In a new study entitled “Connective Financing”, my coauthors and I put this argument to test. In order to measure the distributional effects of Chinese development projects, we first identify the precise locations of 3,485 Chinese Government-financed development projects (see map below) that were implemented in 138 countries between 2000 and 2014. We then use satellite data on the geographical distribution of nighttime light to develop a measure of economic inequality that can be tracked from year to year in more than 32,000 subnational localities around the world. To estimate the distributional impacts of these Chinese development projects, we use a method of statistical analysis that accounts for many other factors that could have affected levels of economic inequality between 2000 and 2014.

Locations of Chinese Government-Financed Projects, 2000-2014

Locations of Chinese Government-Financed Projects, 2000-2014Source: AidData’s Geocoded Global Chinese Official Finance Dataset, Version 1.0.1

Our findings provide grounds for optimism: Chinese development projects—in particular, investments in connective infrastructure, such as roads, bridges, railways, and ports—create a more equal distribution of economic activity within the provinces and districts where they are implemented. We also estimate the impact of these investments on inequalities between subnational jurisdictions, and here too we find that Chinese projects narrow rather than widen economic disparities. Since many of the low-income and middle-income countries that are included in our analysis suffer from high levels of spatial inequality—i.e., excessive concentration of economic activity in a small number of urban centers and little economic activity in rural towns and villages—these findings suggest that Chinese investments in connective infrastructure are promoting spatially inclusive growth.

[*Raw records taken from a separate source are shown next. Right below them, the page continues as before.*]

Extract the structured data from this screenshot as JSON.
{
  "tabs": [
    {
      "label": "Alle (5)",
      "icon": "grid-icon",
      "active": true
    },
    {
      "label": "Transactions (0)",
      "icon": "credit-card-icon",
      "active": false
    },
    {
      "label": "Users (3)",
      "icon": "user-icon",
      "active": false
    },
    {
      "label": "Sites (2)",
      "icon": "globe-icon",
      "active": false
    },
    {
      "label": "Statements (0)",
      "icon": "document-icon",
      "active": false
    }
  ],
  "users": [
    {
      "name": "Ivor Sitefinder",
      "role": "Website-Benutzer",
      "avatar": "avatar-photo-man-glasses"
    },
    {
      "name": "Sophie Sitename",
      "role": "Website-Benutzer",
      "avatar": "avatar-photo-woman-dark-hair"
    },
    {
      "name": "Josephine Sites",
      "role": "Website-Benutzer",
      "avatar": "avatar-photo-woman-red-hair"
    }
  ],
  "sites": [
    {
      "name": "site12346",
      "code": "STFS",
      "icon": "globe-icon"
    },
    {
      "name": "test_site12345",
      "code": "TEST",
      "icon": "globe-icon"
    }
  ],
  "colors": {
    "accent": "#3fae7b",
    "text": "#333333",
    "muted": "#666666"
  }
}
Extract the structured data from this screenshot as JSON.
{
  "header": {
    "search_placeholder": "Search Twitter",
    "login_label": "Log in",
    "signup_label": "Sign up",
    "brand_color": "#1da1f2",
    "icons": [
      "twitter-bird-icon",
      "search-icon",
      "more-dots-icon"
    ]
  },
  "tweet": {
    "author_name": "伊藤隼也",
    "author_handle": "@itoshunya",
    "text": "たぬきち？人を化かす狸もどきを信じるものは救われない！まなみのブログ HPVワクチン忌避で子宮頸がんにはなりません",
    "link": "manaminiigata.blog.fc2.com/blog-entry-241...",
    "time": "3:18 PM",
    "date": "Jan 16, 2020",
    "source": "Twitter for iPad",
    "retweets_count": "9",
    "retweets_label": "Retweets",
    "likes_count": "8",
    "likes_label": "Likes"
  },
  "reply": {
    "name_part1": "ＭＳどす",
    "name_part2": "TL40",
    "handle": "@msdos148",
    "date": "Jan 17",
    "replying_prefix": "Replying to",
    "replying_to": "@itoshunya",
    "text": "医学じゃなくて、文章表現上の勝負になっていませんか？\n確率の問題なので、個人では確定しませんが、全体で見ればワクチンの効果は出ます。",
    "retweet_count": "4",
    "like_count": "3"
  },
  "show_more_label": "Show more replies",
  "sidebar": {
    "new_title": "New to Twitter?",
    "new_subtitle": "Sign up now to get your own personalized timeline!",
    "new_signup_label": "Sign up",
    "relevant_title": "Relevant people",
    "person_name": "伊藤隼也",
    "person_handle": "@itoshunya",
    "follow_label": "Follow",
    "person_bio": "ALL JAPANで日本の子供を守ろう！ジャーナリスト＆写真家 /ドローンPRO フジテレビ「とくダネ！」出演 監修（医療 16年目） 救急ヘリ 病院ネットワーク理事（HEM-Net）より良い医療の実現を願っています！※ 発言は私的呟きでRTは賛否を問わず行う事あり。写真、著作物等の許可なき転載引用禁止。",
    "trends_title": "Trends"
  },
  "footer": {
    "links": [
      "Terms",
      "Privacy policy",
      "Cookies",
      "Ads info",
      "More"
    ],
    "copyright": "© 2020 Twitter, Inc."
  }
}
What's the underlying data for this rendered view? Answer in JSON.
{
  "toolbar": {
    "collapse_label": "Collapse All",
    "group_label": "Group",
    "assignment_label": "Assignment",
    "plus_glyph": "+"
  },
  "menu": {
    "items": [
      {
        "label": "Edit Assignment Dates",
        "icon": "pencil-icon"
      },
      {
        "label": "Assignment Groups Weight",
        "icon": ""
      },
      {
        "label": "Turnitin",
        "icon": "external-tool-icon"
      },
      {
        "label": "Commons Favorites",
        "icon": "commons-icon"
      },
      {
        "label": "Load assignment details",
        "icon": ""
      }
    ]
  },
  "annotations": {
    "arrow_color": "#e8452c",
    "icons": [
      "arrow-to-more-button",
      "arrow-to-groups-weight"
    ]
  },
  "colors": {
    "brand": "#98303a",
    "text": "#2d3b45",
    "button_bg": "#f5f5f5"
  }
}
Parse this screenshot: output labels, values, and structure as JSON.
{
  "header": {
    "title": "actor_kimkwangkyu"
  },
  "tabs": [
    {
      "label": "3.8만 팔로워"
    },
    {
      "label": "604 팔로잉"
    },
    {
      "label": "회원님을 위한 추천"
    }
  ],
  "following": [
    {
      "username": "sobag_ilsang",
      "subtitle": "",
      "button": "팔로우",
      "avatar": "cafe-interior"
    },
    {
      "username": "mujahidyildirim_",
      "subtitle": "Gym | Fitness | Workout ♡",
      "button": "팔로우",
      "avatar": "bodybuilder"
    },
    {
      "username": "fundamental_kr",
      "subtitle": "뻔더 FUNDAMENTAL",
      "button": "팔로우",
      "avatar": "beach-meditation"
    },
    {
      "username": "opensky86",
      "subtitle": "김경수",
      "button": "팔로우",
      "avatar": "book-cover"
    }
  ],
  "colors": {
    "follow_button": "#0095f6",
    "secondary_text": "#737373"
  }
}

At the same time, no one should harbor illusions that Chinese development projects only produce positive results. New empirical research demonstrates that Chinese development projects can fuel local corruption, degrade the environment, and weaken trade union participation. There are also some indications that Beijing’s aggressive lending program may saddle borrower governments—and their taxpayers—with unsustainable debt burdens.

So, it’s time to dispense with the notion that China must be either a villain or a hero. It is neither. Its motivations and impacts are complex, and we will do a disservice to who make important decisions about cooperation and competition with China if we allow the policy debate to get hijacked by those who can offer conjecture and cherry-picked cases but not evidence that meets high standards of social scientific rigor.